8 thoughts on “Cardboard Raspberry Pi Wifi Internet Radio

  1. Looks amazing. I am inspired.
    On a different matter, are those Morris pix on your Flickr feed from Uppermill? Looks very familiar. Never been there without seeing a street parade.

  2. Thanks MrWheeliebin. Yup, Uppermill. Odd place, there’s always something going on. Yesterday there was a wrestling and gurning contest

  3. Coincidentally, I was looking for a source of now playing data since the BBC seem to have recently disabled their developer API that I had been using. After trying several other public API providers with no luck, it occurred to me to check the what happens on the live player, so I independently discovered polling.bbc.co.uk about half an hour ago.

    I arrived here after searching for some information about whether it would be a reliable substitute for an official API before I start using it. It seems I’ll go with it for now.

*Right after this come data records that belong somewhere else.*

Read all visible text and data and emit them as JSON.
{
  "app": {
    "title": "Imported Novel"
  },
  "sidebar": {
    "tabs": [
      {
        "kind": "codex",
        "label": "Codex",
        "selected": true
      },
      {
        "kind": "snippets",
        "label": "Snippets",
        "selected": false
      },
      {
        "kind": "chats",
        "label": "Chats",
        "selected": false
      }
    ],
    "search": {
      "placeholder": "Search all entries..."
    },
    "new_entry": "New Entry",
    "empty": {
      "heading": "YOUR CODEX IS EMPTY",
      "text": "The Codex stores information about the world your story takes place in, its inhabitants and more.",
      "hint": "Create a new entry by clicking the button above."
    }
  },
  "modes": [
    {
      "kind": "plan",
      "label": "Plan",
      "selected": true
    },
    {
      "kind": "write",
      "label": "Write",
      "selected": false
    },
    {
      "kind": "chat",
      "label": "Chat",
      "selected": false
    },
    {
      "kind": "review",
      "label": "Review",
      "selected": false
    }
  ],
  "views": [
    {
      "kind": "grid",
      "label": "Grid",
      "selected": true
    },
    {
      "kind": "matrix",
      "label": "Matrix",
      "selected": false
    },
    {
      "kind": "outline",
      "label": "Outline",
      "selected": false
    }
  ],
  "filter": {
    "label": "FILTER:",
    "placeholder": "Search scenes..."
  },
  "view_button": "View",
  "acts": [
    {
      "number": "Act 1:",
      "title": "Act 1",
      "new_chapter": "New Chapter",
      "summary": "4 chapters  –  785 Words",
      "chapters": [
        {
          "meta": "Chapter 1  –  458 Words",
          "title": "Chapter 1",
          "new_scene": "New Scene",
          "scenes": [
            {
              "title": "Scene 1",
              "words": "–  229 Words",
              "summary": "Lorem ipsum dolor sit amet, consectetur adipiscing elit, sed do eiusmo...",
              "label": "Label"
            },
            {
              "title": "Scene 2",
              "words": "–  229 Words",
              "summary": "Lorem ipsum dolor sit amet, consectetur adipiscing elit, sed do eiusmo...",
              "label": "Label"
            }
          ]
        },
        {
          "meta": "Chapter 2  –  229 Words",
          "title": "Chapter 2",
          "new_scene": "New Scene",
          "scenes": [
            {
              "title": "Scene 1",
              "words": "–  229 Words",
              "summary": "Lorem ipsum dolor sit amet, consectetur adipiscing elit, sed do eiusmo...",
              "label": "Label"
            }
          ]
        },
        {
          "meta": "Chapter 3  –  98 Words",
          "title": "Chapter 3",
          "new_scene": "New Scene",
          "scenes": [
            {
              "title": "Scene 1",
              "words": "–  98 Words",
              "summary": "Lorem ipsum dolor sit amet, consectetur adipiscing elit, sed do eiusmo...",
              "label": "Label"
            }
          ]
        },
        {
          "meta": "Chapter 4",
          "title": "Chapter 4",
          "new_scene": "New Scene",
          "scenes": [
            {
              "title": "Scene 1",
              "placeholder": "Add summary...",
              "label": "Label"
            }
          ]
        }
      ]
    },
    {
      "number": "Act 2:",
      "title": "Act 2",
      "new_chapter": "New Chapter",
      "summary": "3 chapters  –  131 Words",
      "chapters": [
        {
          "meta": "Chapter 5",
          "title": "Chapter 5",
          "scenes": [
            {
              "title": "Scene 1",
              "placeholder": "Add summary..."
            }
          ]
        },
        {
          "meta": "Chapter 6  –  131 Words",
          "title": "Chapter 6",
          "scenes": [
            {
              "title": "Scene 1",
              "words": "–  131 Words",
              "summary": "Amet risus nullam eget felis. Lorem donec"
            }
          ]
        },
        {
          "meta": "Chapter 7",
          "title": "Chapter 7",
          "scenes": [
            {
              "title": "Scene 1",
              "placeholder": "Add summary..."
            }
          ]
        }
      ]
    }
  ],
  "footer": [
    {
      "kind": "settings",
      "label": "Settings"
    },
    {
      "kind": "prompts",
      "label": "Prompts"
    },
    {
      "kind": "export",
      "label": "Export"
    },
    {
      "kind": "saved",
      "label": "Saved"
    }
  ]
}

    I just thought I’d mention that in studying the json output, it actually projects the end time (unix timestamp) of the current track, so you don’t have to poll every 30 seconds. You could take note of the projected end time on the initial request and start polling say 30 seconds before the end of the track in case it gets cross faded early. Then when the track changes, lay off the polling again as you’re armed with the next track’s end time.

    Cheers
    Lee

  4. Hi Lee, that’s pretty much what the script does. Doesn’t bother grabbing the feed if the time is less than current end song time.

  5. Hi,
    I just found your awesome project on Reddit and now I’m trying to rebuilt it as a christmas-present.
    Everything is explained pretty well so far, thanks for sharing this with us. But I still got one question (so far): Where do I put all the code? I.e. at the part with the knobs you say “Cut? Paste.” Well… but where?
    And a little bonus-question: How did you get the Nyan-Cat running? I love this gimmick! 😉

    Cheers from Germany
    Florian

  6. Hi,

    Do you (or anyone else reading), have any more details on how you got the analogue meter hooked up to read the download rate?

    Thanks

    1. It’s nothing special. Attach your meter via a resistor to a PWM pin on the Pi and Ground.
      Write a simple Python script to send PWM values to the pin (Google will show you), the needle should move. Tweak for your specific scale.
      Python script to parse /proc/net/dev/ and pull out download rate, again Google will help.
      Merge the two. Send relevant value to meter depending on download rate. Meter moves accordingly.